Kita dapat mengetahui gambaran yang tepat dari suatu peristiwa ketika kita mampu memahami latar belakangnya. Demikian pula kita akan dapat memahami nubuat nabi dalam Yesaya 9 tatkala kita dapat memahami latar belakang umat Israel dan Yehuda pada waktu itu. Dari pasal 8, kita dapat membaca bahwa Kerajaan Israel selatan, yaitu Yehuda, saat itu sedang berada dalam situasi bahaya. Kerajaan Yehuda telah dikepung dan akan diserbu oleh kerajaan Asyur. Semula, kerajaan Yehuda dan Asyur adalah sekutu. Kerajaan Asyur dijadikan pelindung bagi kerajaan Yehuda. Kemudian, kerajaan Asyur berbalik dan ingin merebut serta menguasai kerajaan Yehuda. Sebelumnya Allah menawarkan pertolongan dan perlindungan, namun Raja Ahaz menolak. Sebaliknya, ia lebih memilih berlindung pada kerajaan Asyur. Ternyata kemudian, kerajaan Asyur berubah menjadi musuh mereka. Selain itu, umat Israel juga ikut berpaling meninggalkan Tuhan Allah. Mereka lebih percaya kepada petunjuk orang mati dan roh-roh peramal (Yes. 8:19). Itu sebabnya seluruh umat Israel di wilayah kerajaan Yehuda berada dalam kesuraman. Mereka terancam oleh serangan militer kerajaan Asyur. Secara politis, mereka berada dalam situasi kritis. Sedang dalam kehidupan religius dan moral, mereka telah kehilangan pegangan iman sehingga mereka lebih cenderung berjalan menurut kehendak mereka sendiri. Itu sebabnya kehidupan umat Israel di kerajaan Yehuda penuh ditandai dengan kekacauan, kegelisahan, dan situasi yang gelap. Mereka telah terpuruh tanpa harapan dan tidak lagi mempunyai penolong.
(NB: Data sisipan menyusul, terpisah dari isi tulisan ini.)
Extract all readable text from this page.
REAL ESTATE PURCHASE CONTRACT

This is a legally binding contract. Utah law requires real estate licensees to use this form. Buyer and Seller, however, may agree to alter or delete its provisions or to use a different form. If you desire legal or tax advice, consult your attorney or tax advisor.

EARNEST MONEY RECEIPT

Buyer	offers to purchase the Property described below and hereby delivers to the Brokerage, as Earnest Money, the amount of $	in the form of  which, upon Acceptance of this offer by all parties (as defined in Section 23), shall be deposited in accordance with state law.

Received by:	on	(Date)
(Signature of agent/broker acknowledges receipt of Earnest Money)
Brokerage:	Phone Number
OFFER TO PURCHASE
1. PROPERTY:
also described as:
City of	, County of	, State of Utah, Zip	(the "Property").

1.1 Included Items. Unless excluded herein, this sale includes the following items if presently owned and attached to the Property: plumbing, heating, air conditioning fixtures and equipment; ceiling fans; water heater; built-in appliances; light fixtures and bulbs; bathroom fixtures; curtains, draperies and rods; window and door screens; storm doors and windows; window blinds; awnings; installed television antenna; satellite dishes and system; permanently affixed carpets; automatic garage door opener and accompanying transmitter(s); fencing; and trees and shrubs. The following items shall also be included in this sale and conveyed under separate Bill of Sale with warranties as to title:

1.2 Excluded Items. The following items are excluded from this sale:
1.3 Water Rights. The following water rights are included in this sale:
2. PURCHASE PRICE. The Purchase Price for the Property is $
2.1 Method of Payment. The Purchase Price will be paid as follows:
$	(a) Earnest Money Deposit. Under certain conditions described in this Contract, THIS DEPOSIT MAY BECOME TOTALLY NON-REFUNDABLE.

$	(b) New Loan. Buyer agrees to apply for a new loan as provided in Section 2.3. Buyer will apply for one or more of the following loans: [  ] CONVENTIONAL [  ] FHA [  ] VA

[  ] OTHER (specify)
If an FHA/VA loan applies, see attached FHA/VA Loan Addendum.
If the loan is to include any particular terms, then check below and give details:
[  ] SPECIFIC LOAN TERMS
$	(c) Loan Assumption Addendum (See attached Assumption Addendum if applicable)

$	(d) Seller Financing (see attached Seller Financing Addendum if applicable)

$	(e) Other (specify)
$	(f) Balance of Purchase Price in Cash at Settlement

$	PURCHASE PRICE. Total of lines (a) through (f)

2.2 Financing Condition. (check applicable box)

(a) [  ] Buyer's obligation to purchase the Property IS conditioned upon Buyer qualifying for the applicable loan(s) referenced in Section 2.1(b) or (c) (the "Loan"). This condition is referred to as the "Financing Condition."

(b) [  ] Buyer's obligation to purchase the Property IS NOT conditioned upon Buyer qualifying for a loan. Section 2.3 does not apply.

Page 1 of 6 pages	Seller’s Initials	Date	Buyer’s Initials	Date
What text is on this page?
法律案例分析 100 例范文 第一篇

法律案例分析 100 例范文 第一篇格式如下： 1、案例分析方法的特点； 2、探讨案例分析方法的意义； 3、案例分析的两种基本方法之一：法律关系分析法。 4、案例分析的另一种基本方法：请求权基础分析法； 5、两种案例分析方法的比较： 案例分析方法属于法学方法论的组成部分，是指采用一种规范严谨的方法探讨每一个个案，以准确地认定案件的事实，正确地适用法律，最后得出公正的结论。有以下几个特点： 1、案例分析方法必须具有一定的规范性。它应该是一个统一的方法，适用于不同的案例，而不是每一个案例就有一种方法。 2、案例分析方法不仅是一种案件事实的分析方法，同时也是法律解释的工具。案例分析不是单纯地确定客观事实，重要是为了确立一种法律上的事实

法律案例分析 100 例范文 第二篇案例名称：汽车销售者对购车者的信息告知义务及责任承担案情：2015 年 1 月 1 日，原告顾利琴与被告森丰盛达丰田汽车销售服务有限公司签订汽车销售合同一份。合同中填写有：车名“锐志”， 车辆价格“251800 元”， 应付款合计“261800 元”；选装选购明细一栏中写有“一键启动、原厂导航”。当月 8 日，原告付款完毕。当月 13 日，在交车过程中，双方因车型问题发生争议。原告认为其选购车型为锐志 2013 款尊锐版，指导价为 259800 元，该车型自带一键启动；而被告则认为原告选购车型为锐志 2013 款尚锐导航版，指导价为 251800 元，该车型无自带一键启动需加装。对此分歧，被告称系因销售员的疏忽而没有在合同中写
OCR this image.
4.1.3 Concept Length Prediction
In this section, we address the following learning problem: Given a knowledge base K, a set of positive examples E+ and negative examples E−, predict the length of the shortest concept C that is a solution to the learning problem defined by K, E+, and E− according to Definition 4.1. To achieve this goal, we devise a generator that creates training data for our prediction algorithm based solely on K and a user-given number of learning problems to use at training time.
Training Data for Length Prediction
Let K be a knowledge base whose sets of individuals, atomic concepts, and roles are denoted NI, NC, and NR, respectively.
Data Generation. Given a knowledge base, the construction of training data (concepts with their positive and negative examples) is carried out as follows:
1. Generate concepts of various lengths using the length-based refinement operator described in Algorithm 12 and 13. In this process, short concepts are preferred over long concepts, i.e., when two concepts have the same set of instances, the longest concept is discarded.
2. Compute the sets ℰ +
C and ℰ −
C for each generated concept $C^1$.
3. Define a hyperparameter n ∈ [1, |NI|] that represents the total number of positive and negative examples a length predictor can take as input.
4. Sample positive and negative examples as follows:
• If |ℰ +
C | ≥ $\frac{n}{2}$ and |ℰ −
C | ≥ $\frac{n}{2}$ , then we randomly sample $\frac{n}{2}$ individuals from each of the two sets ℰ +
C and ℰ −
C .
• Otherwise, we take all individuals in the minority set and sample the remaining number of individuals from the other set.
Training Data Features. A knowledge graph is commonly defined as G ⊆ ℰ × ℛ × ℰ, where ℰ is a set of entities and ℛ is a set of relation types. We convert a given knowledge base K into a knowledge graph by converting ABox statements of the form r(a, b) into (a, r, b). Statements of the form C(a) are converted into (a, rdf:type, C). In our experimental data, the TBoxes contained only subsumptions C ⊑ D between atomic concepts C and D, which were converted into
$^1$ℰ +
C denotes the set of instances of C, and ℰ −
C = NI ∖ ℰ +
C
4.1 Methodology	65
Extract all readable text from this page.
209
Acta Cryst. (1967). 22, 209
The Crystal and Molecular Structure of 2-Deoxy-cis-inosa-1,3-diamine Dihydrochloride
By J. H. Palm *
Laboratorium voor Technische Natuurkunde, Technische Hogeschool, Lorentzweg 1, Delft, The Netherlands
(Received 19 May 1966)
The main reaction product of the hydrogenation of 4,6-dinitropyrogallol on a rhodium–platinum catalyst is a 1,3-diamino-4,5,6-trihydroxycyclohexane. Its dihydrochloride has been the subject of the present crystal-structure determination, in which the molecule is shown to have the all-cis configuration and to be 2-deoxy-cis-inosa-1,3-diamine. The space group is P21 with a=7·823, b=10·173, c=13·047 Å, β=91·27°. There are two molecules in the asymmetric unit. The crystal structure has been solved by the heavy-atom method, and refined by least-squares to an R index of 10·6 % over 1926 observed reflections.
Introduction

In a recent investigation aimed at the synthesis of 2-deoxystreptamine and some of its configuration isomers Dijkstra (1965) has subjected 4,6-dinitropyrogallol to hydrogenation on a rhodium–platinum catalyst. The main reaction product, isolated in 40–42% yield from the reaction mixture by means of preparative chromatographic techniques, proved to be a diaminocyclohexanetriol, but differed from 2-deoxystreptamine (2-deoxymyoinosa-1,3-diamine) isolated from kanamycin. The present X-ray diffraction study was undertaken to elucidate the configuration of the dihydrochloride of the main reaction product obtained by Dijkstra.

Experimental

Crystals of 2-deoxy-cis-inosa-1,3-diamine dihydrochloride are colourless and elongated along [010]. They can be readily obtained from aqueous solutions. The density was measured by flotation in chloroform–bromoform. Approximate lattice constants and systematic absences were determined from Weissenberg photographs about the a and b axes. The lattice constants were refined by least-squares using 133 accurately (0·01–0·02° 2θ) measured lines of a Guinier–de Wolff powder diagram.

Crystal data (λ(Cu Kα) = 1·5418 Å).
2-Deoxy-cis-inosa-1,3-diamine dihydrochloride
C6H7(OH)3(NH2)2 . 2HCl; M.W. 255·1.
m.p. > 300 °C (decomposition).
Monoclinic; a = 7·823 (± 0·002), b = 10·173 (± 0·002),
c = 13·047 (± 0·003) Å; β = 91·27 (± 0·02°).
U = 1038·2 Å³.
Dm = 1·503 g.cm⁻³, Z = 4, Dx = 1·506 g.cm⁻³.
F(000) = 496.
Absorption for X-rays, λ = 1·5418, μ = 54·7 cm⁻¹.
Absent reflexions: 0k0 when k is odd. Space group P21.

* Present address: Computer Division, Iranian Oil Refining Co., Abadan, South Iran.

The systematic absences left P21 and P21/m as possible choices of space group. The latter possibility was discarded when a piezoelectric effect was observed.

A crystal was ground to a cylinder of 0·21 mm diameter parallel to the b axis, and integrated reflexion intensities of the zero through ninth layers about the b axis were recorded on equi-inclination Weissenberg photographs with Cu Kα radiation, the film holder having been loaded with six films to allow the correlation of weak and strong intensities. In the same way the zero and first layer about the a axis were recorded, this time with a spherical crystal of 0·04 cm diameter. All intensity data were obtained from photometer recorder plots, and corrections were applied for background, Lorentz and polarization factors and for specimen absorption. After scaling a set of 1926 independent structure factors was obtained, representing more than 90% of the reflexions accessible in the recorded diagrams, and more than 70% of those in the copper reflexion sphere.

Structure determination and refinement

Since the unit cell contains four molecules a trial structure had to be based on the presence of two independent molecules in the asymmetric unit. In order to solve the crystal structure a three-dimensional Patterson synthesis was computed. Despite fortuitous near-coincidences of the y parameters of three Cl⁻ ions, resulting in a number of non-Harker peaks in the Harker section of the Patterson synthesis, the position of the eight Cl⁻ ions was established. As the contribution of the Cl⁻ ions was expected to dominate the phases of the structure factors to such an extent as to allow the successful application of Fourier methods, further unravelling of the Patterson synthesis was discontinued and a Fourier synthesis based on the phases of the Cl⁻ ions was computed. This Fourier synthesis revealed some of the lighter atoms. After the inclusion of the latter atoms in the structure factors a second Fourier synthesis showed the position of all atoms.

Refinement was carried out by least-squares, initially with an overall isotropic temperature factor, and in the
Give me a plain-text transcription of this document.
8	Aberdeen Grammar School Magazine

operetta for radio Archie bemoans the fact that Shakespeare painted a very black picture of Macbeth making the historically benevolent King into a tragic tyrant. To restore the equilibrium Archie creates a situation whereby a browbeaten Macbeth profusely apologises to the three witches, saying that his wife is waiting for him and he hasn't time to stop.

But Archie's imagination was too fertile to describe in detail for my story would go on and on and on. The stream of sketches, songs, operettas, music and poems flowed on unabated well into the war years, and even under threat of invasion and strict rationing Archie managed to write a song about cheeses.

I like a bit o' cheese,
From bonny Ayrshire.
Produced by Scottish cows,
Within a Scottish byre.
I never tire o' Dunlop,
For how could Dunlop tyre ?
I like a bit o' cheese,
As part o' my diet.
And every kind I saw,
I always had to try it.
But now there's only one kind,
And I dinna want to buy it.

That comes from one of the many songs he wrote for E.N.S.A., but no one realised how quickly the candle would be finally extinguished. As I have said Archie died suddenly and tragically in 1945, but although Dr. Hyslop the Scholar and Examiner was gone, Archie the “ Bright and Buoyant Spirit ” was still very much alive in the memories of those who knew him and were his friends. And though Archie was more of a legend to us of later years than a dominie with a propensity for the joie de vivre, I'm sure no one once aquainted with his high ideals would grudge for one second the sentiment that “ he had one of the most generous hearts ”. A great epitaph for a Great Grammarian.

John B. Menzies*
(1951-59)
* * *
Tapi, sangat ajaib! Di tengah situasi yang kelam dan gelap itu, Allah berkenan menunjukkan anugerah-Nya. Kerajaan Yehuda menerima nubuat dari Allah yang memberi pengharapan yang baru. Kerajaan Yehuda yang sedang terhimpit oleh ancaman dan serbuan tentara Kerajaan Asyur ternyata tidak ditinggalkan Allah. Mereka memang telah berpaling meninggalkan Allah dengan menyandarkan diri kepada kekuatan politik dan militer kerajaan Asyur. Umat Israel juga telah berpaling dengan mencari nasihat roh-roh peramal dan orang mati. Tetapi, kasih setia Allah melampaui segala dosa dan pemberontakan mereka. Allah bertindak menyelamatkan umat-Nya berdasarkan anugerah dan kemurahan-Nya sendiri. Allah mau menyatakan keselamatan-Nya sehingga bangsa yang berjalan di dalam kegelapan melihat terang yang besar dan mereka yang diam di negeri kekelaman, atasnya terang telah bersinar (Yes. 9:1). Umat Israel yang semula berada dalam kekelaman dan kegelapan memperoleh anugerah Allah sehingga memiliki pengharapan. Terang dari Allah tersebut kelak akan mengubah kesedihan dan penderitaan mereka menjadi sukacita yang besar (Yes. 9:2). Tentunya, nubuat Nabi Yesaya ini memberikan gairah pengharapan yang sama sekali berbeda kepada umat Israel yang semula terpuruk dan menderita. Mereka diajak untuk melihat ke masa depan, yaitu kepada janji Allah yang akan mengaruniakan kepada mereka suatu “sukacita besar”. Zaman eskatologis dengan datangnya Sang Mesias akan ditandai oleh lenyapnya kekerasan dan kekuatan militer. Apabila semula, kondisi perdamaian sering dipertahankan dengan penggunaan kekerasan dan militer, saat datangnya Sang Mesias, perdamaian tidak lagi dipertahankan atau diperoleh dengan kekerasan dan kekuatan militer. Perdamaian yang kekal akan dikaruniakan oleh Allah melalui kelahiran Sang Mesias. Dialah yang akan memutuskan mata rantai kekerasan, kekejaman, dan kejahatan yang selama ini telah membelenggu kehidupan umat manusia.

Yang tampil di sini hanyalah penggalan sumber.